FCC chairman Kevin Martin’s stymied bid to regulate cable TV didn’t do much to get cable stocks out of Wall Street’s doghouse.
As CNNMoney’s Paul R. LaMonica notes, on a day the Dow rallied, Comcast (CMCSA), Cablevision (CVC) and Time Warner Cable (TWC) all barely budged. All three are trading just above their 52-week lows, which they hit earlier this month.
Martin’s regulatory threat was supposed to be weighing cable down, but that threat’s basically gone at this point. Remaining: Fears that cable’s core TV business is vulnerable to satellite, the telcos, and to the Internet. Here’s one way for the cable guys to convince investors that they’re worthy again — persuade them that they’re finally figuring out advertising.
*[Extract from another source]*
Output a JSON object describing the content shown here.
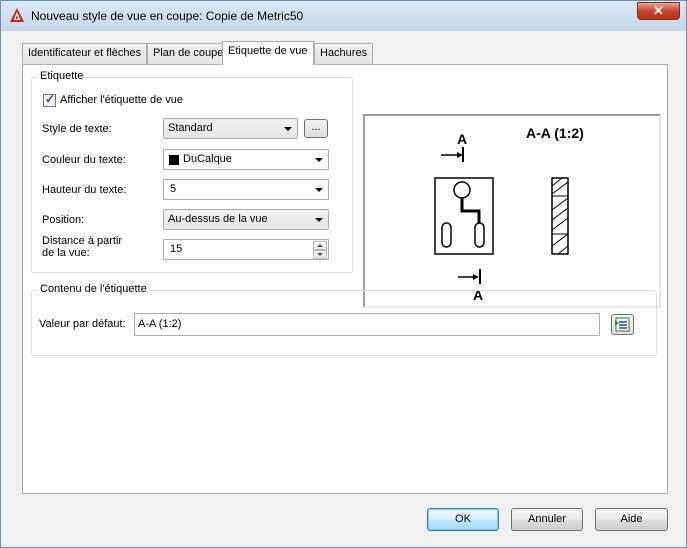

Cable has long ignored advertising and concentrated on raking in subscribers fees. Cable gets to sell two minutes of ads per hour, and currently they get some of the lowest ad rates in the business. But given that cable controls set-top data, and has the ability to target ads based on viewer behaviour and demographics on a zipcode or even household basis, that seems likely to change. For an example, see Cox’s recent experiments with ReMax, which use set-top data to let the brokerage target women more likely to buy or sell houses.
Then again, if you believe Jim Cramer, Google is the only company with upside on the ad business.